● | Total borrowings as of September 30, 2021 were $49.3 million, a decrease of $50.2 million, or 50.5%, from December 31, 2020. Key drivers of this change was a decrease in long-term borrowings with the Federal Home Loan Bank resulting from maturities and payoffs of borrowings that were not replaced, the early redemption of $2.0 million in subordinated notes payable, net, in early July 2021, and a decrease in borrowings at the Federal Reserve Bank Discount Window under the PPP Liquidity Facility in which the loans under the PPP originated by the Company had previously been pledged as collateral. During the first quarter of 2021, the Company used a portion of its excess cash and cash equivalents to repay all borrowings that were previously outstanding under the PPP Liquidity Facility; and |
● | Total stockholders’ equity as of September 30, 2021 was $139.5 million, an increase of $2.9 million, or 2.1%, from December 31, 2020. Key drivers of this change was the net income attributable to the Company for the nine months ended September 30, 2021, which was partially offset by the decrease in accumulated other comprehensive income, net of tax, cash dividends paid to shareholders and the repurchase of shares of the Company’s common stock under the Company’s Board of Directors approved stock purchase plan. |
Delmarva's Tier 1 leverage capital ratio was 7.9% at September 30, 2021 as compared to 8.1% at December 31, 2020. At September 30, 2021, Delmarva's Tier 1 risk weighted capital ratio and total risk weighted capital ratio were 11.5% and 12.8%, respectively, as compared to a Tier 1 risk weighted capital ratio and total risk weighted capital ratio of 11.6% and 12.9%, respectively, at December 31, 2020.

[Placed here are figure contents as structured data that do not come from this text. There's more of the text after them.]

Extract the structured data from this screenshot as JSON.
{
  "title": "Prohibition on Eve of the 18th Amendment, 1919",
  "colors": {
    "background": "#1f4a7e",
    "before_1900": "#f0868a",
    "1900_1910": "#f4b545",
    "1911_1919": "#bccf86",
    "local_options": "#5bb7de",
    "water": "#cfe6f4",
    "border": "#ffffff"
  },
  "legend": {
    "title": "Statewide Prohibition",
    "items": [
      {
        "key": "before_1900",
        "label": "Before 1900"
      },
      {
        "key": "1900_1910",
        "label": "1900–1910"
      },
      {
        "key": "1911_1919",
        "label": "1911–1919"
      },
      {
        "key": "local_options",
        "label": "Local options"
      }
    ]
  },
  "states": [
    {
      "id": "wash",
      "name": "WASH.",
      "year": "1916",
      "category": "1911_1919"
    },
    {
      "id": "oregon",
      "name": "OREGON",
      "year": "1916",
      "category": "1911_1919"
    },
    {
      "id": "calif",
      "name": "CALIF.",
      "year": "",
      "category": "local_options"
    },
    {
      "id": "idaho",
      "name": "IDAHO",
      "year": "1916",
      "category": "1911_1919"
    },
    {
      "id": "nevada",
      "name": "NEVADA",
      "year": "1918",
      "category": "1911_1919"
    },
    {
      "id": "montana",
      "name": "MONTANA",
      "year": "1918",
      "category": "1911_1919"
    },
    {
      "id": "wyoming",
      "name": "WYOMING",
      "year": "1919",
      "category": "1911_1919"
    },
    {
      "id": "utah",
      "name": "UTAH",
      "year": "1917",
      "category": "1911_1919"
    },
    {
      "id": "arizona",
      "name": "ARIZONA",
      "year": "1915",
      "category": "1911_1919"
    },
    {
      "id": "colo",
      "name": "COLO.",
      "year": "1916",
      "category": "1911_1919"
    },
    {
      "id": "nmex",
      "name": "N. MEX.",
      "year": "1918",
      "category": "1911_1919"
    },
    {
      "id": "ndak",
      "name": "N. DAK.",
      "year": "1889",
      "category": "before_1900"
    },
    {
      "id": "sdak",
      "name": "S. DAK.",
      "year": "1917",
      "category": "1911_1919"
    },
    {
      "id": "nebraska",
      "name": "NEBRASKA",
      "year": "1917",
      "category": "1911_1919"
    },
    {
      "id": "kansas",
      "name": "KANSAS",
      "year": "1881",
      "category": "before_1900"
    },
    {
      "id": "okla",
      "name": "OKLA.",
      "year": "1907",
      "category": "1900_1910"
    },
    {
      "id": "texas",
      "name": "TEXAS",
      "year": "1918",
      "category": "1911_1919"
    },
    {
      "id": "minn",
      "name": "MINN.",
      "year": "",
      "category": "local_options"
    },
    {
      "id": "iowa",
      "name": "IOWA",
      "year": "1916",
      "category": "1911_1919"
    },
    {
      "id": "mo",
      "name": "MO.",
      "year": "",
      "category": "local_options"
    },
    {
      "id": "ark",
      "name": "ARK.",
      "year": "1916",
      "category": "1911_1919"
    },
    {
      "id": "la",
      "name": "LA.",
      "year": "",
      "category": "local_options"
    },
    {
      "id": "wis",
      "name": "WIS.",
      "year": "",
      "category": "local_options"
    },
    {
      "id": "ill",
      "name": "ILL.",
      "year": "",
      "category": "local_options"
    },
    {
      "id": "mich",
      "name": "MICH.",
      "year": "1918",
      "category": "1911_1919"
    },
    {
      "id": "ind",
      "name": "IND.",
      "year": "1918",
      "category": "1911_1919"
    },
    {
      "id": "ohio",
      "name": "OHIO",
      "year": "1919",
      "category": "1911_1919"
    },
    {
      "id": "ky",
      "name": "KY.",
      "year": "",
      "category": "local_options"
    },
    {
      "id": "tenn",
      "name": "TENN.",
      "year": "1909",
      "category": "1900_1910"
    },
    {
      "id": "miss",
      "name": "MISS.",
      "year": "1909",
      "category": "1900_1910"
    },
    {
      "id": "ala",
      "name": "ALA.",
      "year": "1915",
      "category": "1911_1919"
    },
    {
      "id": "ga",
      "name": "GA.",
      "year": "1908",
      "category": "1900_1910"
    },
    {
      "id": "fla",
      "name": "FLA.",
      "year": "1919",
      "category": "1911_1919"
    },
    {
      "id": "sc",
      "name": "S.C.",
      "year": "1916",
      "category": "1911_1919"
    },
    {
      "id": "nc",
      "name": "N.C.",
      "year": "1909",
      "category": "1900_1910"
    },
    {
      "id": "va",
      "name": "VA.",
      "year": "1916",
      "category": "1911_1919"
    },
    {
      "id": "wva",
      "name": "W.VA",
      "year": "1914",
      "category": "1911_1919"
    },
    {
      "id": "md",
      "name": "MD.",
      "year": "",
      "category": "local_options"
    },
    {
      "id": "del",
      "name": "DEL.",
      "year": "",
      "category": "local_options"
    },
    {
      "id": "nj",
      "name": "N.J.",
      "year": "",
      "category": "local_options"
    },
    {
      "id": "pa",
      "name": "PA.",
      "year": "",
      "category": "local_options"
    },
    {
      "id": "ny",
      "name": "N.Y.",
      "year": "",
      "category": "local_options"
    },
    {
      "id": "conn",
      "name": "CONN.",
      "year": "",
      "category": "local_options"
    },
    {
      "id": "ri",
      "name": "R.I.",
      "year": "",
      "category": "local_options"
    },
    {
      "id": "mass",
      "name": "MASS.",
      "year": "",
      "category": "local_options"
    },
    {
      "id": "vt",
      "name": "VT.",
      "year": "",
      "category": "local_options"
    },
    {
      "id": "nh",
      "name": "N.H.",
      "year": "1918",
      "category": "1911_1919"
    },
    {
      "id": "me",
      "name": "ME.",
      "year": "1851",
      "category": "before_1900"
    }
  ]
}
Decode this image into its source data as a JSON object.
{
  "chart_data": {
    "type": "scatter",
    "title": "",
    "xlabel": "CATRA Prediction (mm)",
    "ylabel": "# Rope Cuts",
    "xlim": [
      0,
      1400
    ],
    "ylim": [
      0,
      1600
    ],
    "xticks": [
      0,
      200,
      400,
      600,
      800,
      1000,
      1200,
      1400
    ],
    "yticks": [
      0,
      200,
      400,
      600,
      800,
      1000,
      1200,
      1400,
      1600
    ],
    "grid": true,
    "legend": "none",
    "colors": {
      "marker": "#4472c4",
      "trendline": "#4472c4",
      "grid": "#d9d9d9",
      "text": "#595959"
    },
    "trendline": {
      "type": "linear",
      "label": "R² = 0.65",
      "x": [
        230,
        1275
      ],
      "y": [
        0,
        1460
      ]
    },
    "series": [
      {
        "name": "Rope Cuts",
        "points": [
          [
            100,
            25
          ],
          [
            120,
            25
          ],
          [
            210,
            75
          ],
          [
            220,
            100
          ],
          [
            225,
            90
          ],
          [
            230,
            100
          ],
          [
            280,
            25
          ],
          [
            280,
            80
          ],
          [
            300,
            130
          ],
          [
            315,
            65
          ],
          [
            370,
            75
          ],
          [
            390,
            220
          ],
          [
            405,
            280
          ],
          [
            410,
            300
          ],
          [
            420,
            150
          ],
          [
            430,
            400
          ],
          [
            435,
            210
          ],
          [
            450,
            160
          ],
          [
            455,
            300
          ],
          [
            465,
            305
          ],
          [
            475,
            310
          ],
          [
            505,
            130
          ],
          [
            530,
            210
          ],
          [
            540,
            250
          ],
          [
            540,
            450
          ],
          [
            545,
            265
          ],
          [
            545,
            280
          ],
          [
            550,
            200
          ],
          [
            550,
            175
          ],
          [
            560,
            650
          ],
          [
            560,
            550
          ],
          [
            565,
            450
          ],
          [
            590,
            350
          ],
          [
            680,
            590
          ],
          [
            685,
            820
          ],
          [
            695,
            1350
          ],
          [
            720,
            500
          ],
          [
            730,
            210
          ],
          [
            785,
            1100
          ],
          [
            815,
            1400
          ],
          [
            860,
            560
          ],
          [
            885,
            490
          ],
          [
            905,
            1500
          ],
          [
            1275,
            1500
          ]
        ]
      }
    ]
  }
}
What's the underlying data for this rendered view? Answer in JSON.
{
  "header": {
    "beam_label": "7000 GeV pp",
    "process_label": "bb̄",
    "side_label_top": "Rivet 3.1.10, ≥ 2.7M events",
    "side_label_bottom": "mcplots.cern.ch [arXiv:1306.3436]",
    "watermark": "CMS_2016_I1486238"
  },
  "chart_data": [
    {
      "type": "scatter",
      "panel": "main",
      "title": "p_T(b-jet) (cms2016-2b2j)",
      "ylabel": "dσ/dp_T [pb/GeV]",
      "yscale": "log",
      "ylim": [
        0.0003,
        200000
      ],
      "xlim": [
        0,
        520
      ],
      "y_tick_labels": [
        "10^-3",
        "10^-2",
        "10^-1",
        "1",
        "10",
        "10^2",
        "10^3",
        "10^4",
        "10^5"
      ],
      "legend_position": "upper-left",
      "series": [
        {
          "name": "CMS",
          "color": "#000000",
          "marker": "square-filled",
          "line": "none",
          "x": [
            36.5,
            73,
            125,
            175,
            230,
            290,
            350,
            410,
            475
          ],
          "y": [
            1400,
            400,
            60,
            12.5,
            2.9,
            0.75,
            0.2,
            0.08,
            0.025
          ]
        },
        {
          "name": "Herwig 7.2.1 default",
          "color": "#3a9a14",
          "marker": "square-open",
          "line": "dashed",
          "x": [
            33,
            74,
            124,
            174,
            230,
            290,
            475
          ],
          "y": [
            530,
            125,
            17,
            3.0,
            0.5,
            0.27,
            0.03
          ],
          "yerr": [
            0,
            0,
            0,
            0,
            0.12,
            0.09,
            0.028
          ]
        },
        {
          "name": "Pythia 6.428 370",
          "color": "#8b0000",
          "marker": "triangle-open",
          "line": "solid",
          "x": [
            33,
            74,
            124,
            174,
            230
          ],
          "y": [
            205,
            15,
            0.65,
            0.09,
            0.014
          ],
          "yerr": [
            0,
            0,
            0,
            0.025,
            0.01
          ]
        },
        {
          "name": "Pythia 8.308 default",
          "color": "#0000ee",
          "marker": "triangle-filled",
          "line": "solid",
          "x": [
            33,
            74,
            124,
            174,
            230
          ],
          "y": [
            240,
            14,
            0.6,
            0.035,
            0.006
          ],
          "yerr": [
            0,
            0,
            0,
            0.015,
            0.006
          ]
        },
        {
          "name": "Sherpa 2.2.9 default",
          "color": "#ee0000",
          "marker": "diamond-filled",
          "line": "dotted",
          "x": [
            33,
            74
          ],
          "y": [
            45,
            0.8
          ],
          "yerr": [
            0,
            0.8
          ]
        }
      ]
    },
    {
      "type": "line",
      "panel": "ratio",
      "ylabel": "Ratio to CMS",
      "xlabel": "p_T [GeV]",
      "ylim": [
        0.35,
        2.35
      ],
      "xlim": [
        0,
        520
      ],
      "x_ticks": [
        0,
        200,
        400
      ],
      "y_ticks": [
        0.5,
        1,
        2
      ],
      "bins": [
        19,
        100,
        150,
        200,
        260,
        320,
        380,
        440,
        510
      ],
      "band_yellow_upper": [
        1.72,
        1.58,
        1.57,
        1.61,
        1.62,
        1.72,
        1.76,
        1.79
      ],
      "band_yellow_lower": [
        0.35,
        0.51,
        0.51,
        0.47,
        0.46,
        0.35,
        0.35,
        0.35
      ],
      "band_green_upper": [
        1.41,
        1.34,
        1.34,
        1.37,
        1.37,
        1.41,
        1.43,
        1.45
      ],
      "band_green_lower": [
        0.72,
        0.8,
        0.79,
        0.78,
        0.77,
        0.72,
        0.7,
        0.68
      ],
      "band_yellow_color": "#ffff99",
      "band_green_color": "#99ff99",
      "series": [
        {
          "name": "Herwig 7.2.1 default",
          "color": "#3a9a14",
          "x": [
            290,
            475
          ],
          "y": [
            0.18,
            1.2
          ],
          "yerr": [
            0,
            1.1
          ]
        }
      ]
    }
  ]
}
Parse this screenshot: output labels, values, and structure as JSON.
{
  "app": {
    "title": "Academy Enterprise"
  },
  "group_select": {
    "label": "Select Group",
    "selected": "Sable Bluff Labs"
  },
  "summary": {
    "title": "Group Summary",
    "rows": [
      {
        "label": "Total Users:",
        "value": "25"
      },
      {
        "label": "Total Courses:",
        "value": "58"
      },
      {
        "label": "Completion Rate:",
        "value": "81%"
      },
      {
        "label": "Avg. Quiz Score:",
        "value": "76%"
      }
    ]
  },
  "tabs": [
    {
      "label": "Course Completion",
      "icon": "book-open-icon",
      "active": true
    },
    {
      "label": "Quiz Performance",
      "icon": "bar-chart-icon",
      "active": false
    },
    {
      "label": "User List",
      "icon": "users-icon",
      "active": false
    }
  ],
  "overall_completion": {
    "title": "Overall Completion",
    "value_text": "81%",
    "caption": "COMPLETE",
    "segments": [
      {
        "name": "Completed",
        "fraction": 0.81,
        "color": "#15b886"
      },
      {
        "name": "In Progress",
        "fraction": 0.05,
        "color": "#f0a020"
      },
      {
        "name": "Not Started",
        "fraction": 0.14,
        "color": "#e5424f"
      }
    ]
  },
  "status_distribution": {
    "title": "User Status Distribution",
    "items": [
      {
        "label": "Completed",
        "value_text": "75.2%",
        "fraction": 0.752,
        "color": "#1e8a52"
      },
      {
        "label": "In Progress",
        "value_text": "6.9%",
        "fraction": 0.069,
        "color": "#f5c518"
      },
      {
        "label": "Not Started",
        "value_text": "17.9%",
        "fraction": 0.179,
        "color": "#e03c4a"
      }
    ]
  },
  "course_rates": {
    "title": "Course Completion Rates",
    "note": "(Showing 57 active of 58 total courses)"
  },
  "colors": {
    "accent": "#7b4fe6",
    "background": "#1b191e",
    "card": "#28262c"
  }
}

Virginia Partners’ Tier 1 leverage capital ratio was 8.8% at September 30, 2021 as compared to 9.5% at December 31, 2020. At September 30, 2021, Virginia Partners’ Tier 1 risk weighted capital ratio and total risk weighted capital ratio were 11.7% and 12.4%, respectively, as compared to a Tier 1 risk weighted capital ratio and total risk weighted capital ratio of 13.1% and 13.5%, respectively, at December 31, 2020.
As of September 30, 2021, all of the capital ratios of Delmarva and Virginia Partners continue to exceed regulatory requirements, with total risk-based capital substantially above well-capitalized regulatory requirements.
See “Capital” below for additional information about Delmarva’s and Virginia Partners’ capital ratios and requirements.
At September 30, 2021, nonperforming assets totaled $8.1 million, an increase from December 31, 2020 balances of $7.6 million. The primary driver of this increase was an increase in nonaccrual loans, which was partially offset by decreases in loans past due 90 days or more and still accruing interest and OREO, net. Nonaccrual loans totaled approximately $6.8 million at September 30, 2021, as compared to $4.9 million at December 31, 2020. Loans past due 90 days or more and still accruing interest totaled $0 at September 30, 2021, as compared to $2 thousand at December 31, 2020. OREO, net as of September 30, 2021 totaled $1.3 million, as compared to $2.7 million at December 31, 2020. Nonperforming loans as a percentage of total assets was 0.41% at September 30, 2021, as compared to 0.32% at December 31, 2020. Nonperforming assets to total assets as of September 30, 2021 was 0.49%, as compared to 0.50% at December 31, 2020. Loans classified as TDRs totaled $7.9 million at September 30, 2021, as compared to $6.7 million at December 31, 2020, representing an increase of $1.2 million during the first nine months of 2021. This increase was primarily due to one loan relationship that was classified as a TDR during the first nine months of 2021, partially offset by four loan relationships that no longer met the definition of a TDR, two loan relationships that were charged-off, and two loan relationships that were paid off.
Net charge-offs were $249 thousand, or 0.09% of average total loans (annualized), for the three months ended September 30, 2021, as compared to $572 thousand, or 0.22% of average total loans (annualized), for the same period of 2020. Net charge-offs were $740 thousand, or 0.09% of average total loans (annualized), for the nine months ended September 30, 2021, as compared to $1.1 million, or 0.13% of average total loans (annualized), for the same period of 2020. The allowance for credit losses to total loans ratio was 1.36% at September 30, 2021, as compared to 1.28% at December 31, 2020. In addition to the allowance for credit losses, as of September 30, 2021 and December 31, 2020, the Company had $2.7 million and $4.0 million, respectively, in unamortized discounts on acquired loans related to the acquisitions of Liberty and Virginia Partners. This discount is amortized over the life of the remaining loans.